Really?!? Why couldn’t they be destroying evidence? After all, this was the same government that: (1) lied about JFK with its magic bullet-lone nut theory; (2) destroyed evidence at Waco, (3) destroyed evidence at Oklahoma City, and (4) repeated the performance on 9/11, and on and on we could go. The FBI, which was clearly politicized and weaponized by one political group against another – think Ohr, Stzrok, McCabe, Comey &c – is all of a sudden trustworthy? My point here is, that one may interpret each detail in a variety of ways, often mutually contradictory.

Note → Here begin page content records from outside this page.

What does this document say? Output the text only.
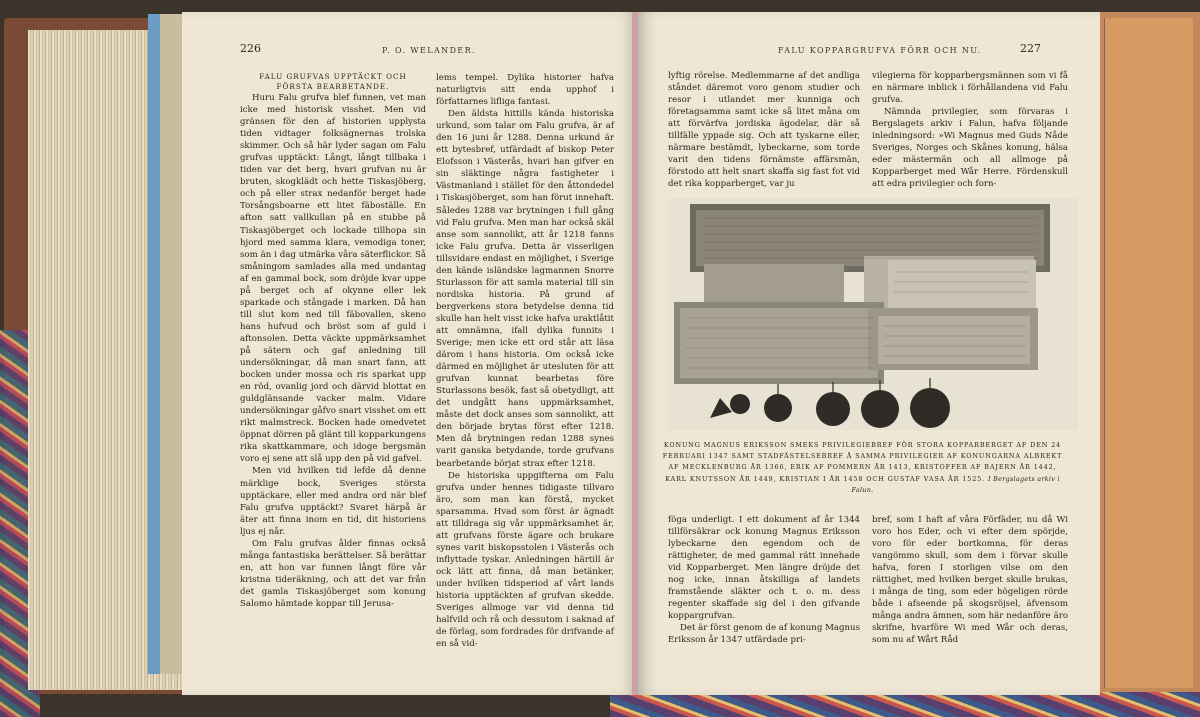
226	P. O. WELANDER.

FALU GRUFVAS UPPTÄCKT OCH FÖRSTA BEARBETANDE.

Huru Falu grufva blef funnen, vet man icke med historisk visshet. Men vid gränsen för den af historien upplysta tiden vidtager folksägnernas trolska skimmer. Och så här lyder sagan om Falu grufvas upptäckt: Långt, långt tillbaka i tiden var det berg, hvari grufvan nu är bruten, skogklädt och hette Tiskasjöberg, och på eller strax nedanför berget hade Torsångsboarne ett litet fäboställe. En afton satt vallkullan på en stubbe på Tiskasjöberget och lockade tillhopa sin hjord med samma klara, vemodiga toner, som än i dag utmärka våra säterflickor. Så småningom samlades alla med undantag af en gammal bock, som dröjde kvar uppe på berget och af okynne eller lek sparkade och stångade i marken. Då han till slut kom ned till fäbovallen, skeno hans hufvud och bröst som af guld i aftonsolen. Detta väckte uppmärksamhet på sätern och gaf anledning till undersökningar, då man snart fann, att bocken under mossa och ris sparkat upp en röd, ovanlig jord och därvid blottat en guldglänsande vacker malm. Vidare undersökningar gåfvo snart visshet om ett rikt malmstreck. Bocken hade omedvetet öppnat dörren på glänt till kopparkungens rika skattkammare, och idoge bergsmän voro ej sene att slå upp den på vid gafvel.

Men vid hvilken tid lefde då denne märklige bock, Sveriges största upptäckare, eller med andra ord när blef Falu grufva upptäckt? Svaret härpå är äter att finna inom en tid, dit historiens ljus ej når.

Om Falu grufvas ålder finnas också många fantastiska berättelser. Så berättar en, att hon var funnen långt före vår kristna tideräkning, och att det var från det gamla Tiskasjöberget som konung Salomo hämtade koppar till Jerusa-

lems tempel. Dylika historier hafva naturligtvis sitt enda upphof i författarnes lifliga fantasi.

Den äldsta hittills kända historiska urkund, som talar om Falu grufva, är af den 16 juni år 1288. Denna urkund är ett bytesbref, utfärdadt af biskop Peter Elofsson i Västerås, hvari han gifver en sin släktinge några fastigheter i Västmanland i stället för den åttondedel i Tiskasjöberget, som han förut innehaft. Således 1288 var brytningen i full gång vid Falu grufva. Men man har också skäl anse som sannolikt, att år 1218 fanns icke Falu grufva. Detta är visserligen tillsvidare endast en möjlighet, i Sverige den kände isländske lagmannen Snorre Sturlasson för att samla material till sin nordiska historia. På grund af bergverkens stora betydelse denna tid skulle han helt visst icke hafva uraktlåtit att omnämna, ifall dylika funnits i Sverige; men icke ett ord står att läsa därom i hans historia. Om också icke därmed en möjlighet är utesluten för att grufvan kunnat bearbetas före Sturlassons besök, fast så obetydligt, att det undgått hans uppmärksamhet, måste det dock anses som sannolikt, att den började brytas först efter 1218. Men då brytningen redan 1288 synes varit ganska betydande, torde grufvans bearbetande börjat strax efter 1218.

De historiska uppgifterna om Falu grufva under hennes tidigaste tillvaro äro, som man kan förstå, mycket sparsamma. Hvad som först är ägnadt att tilldraga sig vår uppmärksamhet är, att grufvans förste ägare och brukare synes varit biskopsstolen i Västerås och inflyttade tyskar. Anledningen härtill är ock lätt att finna, då man betänker, under hvilken tidsperiod af vårt lands historia upptäckten af grufvan skedde. Sveriges allmoge var vid denna tid halfvild och rå och dessutom i saknad af de förlag, som fordrades för drifvande af en så vid-

FALU KOPPARGRUFVA FÖRR OCH NU.	227

lyftig rörelse. Medlemmarne af det andliga ståndet däremot voro genom studier och resor i utlandet mer kunniga och företagsamma samt icke så litet måna om att förvärfva jordiska ägodelar, där så tillfälle yppade sig. Och att tyskarne eller, närmare bestämdt, lybeckarne, som torde varit den tidens förnämste affärsmän, förstodo att helt snart skaffa sig fast fot vid det rika kopparberget, var ju

vilegierna för kopparbergsmännen som vi få en närmare inblick i förhållandena vid Falu grufva.

Nämnda privilegier, som förvaras i Bergslagets arkiv i Falun, hafva följande inledningsord: »Wi Magnus med Guds Nåde Sveriges, Norges och Skånes konung, hälsa eder mästermän och all allmoge på Kopparberget med Wår Herre. Fördenskull att edra privilegier och forn-

föga underligt. I ett dokument af år 1344 tillförsäkrar ock konung Magnus Eriksson lybeckarne den egendom och de rättigheter, de med gammal rätt innehade vid Kopparberget. Men längre dröjde det nog icke, innan åtskilliga af landets framstående släkter och t. o. m. dess regenter skaffade sig del i den gifvande koppargrufvan.

Det är först genom de af konung Magnus Eriksson år 1347 utfärdade pri-

bref, som I haft af våra Förfäder, nu då Wi voro hos Eder, och vi efter dem spörjde, voro för eder bortkomna, för deras vangömmo skull, som dem i förvar skulle hafva, foren I storligen vilse om den rättighet, med hvilken berget skulle brukas, i många de ting, som eder högeligen rörde både i afseende på skogsröjsel, äfvensom många andra ämnen, som här nedanföre äro skrifne, hvarföre Wi med Wår och deras, som nu af Wårt Råd

KONUNG MAGNUS ERIKSSON SMEKS PRIVILEGIEBREF FÖR STORA KOPPARBERGET AF DEN 24 FEBRUARI 1347 SAMT STADFÄSTELSEBREF Å SAMMA PRIVILEGIER AF KONUNGARNA ALBREKT AF MECKLENBURG ÅR 1366, ERIK AF POMMERN ÅR 1413, KRISTOFFER AF BAJERN ÅR 1442, KARL KNUTSSON ÅR 1449, KRISTIAN I ÅR 1458 OCH GUSTAF VASA ÅR 1525. I Bergslagets arkiv i Falun.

And that’s what I mean by an epistemological crisis. With so many reasonably articulated theories out there, with so little forthcoming, and with trust at an all time low and skepticism at an all time high, why should one believe anything the government or the media – and let us never forget the Clowns In America’s penetration of that media – says? One famous American tv talk show host, I’ve noticed, has been repeatedly stating in his broadcasts that the FBI is the world’s greatest investigative organization. Why would he be doing this? Because trust and respect are earned, not commanded, and the FBI has lost both. Don’t feed me the line that there are many good people in the organization, for an organization that can be so easily subverted and perverted by a few at the top is not an organization to be trusted. What holds true for a few popes and cardinals in the Middle Ages (or for that matter, more recently) holds true here. Penance requires the perp walks in this instance, and things are so bad that unless people start seeing the orange jump suits, no one is going to believe them any more.